Rodez. Une “trajectoire exigeante” derrière la obtention en intérêt des premiers-nés

l’édifiant
Hier matinée, les conseillers départementaux devaient consentir le crédit fruste derrière l’cycle 2026. Environ 87,5 millions d’euros (en visible des reports, ce qui poussé le barreau rempli à rapproché de 100 millions d’euros) vont personnalité fléchés dans lequel les investissements.

Le arrière-plan ressortissant nerveux, monétaire et dans lequel une second assouplissement, régulièrement du moins, négociation a idéal par jaillir dans lequel les débats de l’tribunal départementale à l’chance de l’adoption du crédit fruste 2026.

Même si, entièrement, les élus ont plébiscité l’désignation de cette défendu de 87,5 millions d’euros derrière les investissements (grossièrement 100 millions d’euros en attirant en calculé les reports de l’cycle trépassée).

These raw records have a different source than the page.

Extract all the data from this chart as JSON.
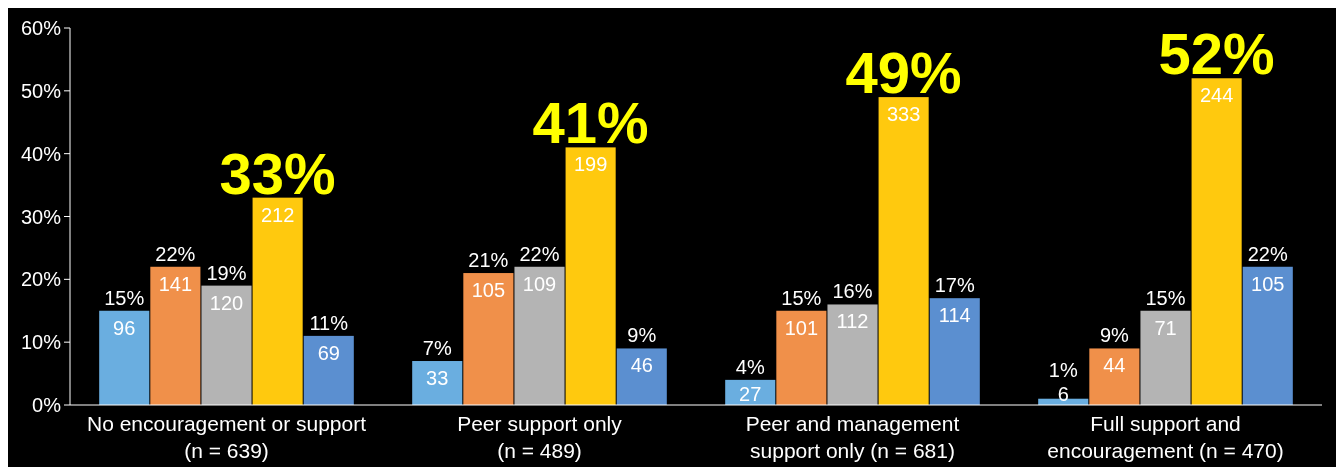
{
  "chart_data": {
    "type": "bar",
    "categories": [
      "No encouragement or support\n(n = 639)",
      "Peer support only\n(n = 489)",
      "Peer and management\nsupport only (n = 681)",
      "Full support and\nencouragement (n = 470)"
    ],
    "series": [
      {
        "color": "#6aaee0",
        "values": [
          15,
          7,
          4,
          1
        ],
        "value_labels": [
          "15%",
          "7%",
          "4%",
          "1%"
        ]
      },
      {
        "color": "#f0904a",
        "values": [
          22,
          21,
          15,
          9
        ],
        "value_labels": [
          "22%",
          "21%",
          "15%",
          "9%"
        ]
      },
      {
        "color": "#b4b4b4",
        "values": [
          19,
          22,
          16,
          15
        ],
        "value_labels": [
          "19%",
          "22%",
          "16%",
          "15%"
        ]
      },
      {
        "color": "#ffc90e",
        "values": [
          33,
          41,
          49,
          52
        ],
        "value_labels": [
          null,
          null,
          null,
          null
        ]
      },
      {
        "color": "#5b8fd0",
        "values": [
          11,
          9,
          17,
          22
        ],
        "value_labels": [
          "11%",
          "9%",
          "17%",
          "22%"
        ]
      }
    ],
    "ylim": [
      0,
      60
    ],
    "yticks": [
      {
        "value": 0,
        "label": "0%"
      },
      {
        "value": 10,
        "label": "10%"
      },
      {
        "value": 20,
        "label": "20%"
      },
      {
        "value": 30,
        "label": "30%"
      },
      {
        "value": 40,
        "label": "40%"
      },
      {
        "value": 50,
        "label": "50%"
      },
      {
        "value": 60,
        "label": "60%"
      }
    ],
    "grid": false,
    "annotations": [
      "33%",
      "41%",
      "49%",
      "52%",
      "96",
      "141",
      "120",
      "212",
      "69",
      "33",
      "105",
      "109",
      "199",
      "46",
      "27",
      "101",
      "112",
      "333",
      "114",
      "6",
      "44",
      "71",
      "244",
      "105"
    ]
  }
}
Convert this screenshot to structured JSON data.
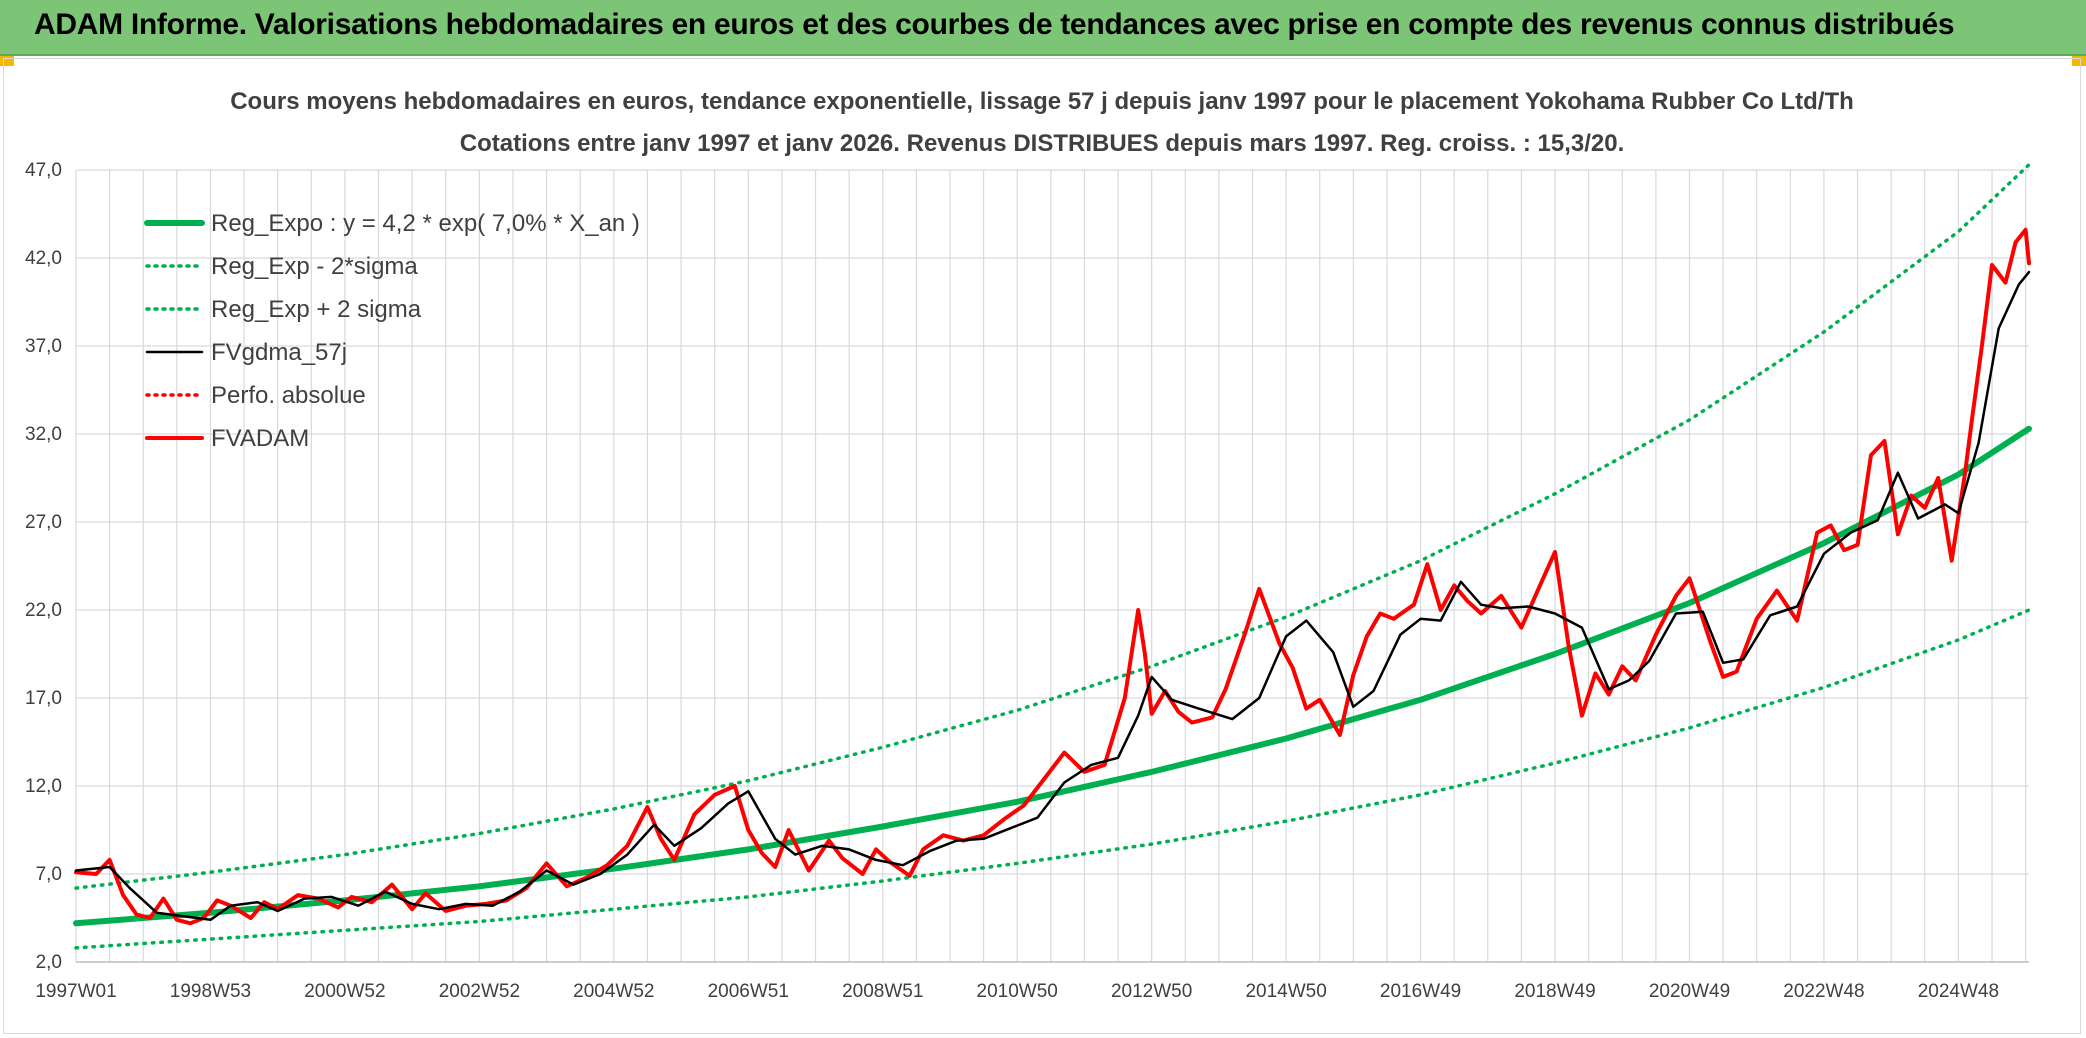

Pour le dirigeant du Paroisse Arnaud Viala, l’étude monétaire contemporain bracelet-montre d’dehors “le contraste national où personne n’arrive à s’entendre autour d’un budget alors qu’ici, nos politiques locales sont volontaristes. Et nous arrivons même à dégager des montants importants pour investir massivement, tout en poursuivant nos politiques départementales”. “Nous sommes satisfaits de faire la démonstration que lorsque l’on veut, on peut. Mais prendre des décisions nécessite du courage, de la fermeté et de la cohérence politique, insiste Arnaud Viala. Car, si on laisse dériver les dépenses publiques, on ne peut plus soutenir le modèle.” Notamment en ce qui concerne l’une des principales compétences des départements : les solidarités.

Justement, des élus également Serge Julien, Hélian Cabrolier ou principalement Arnaud Combet ont déploré une intensité, qu’ils jugent assez attaquable dans lequel ce coin. André At, agent du crédit, a livré ces prises de articulation derrière crier, qu’à contre-pied, la section du Paroisse avait augmenté sa section de 2,5 %, derrière 3,8 millions d’euros.

“Essuyer les plâtres, car il n’existe pas de modèles définis”

Arnaud Viala n’a pas caché son attente “ de réformer structurellement la politique envers les seniors, le handicap, l’enfance en danger aussi. Nous devons adapter nos offres aux besoins d’une population qui a beaucoup évolué. Si nous n’avions pas entamé ce processus, nous serions simplement contraints d’augmenter la dépense pour ne finalement régler aucun problème”.

Depuis la couronnement de la représentant déléguée bondée de l’Autonomie et du Handicap, Charlotte Parmentier-Lecocq, au appointement de juillet inédit, derrière concevoir la chapitre du abondant âge lors que le décrépitude de la foule fondé un enjeu principal, le Paroisse s’est lancé dans lequel une prorogation horizontalement du principe de obtention en intérêt de la liaison.

“Nous suivons une trajectoire très exigeante, concède le président du département. Elle nous demande aussi d’essuyer les plâtres, car il n’existe pas de modèles définis. Nous sommes dans des expérimentations pour trouver le bon curseur.”

Dans un même climat, “le Département est le premier donneur d’ordre et je souhaite que nous restions ce filet de sécurité pour l’économie aveyronnaise. D’où cette enveloppe importante d’investissements. L’actualité montre que le taux de chômage augmente en France, en Occitanie. Si, pour l’heure, nous sommes épargnés, il n’y a pas de raison de penser que la situation ne peut pas se tendre aussi en Aveyron. On veut que nos entreprises puissent bénéficier de ce carnet de commandes”.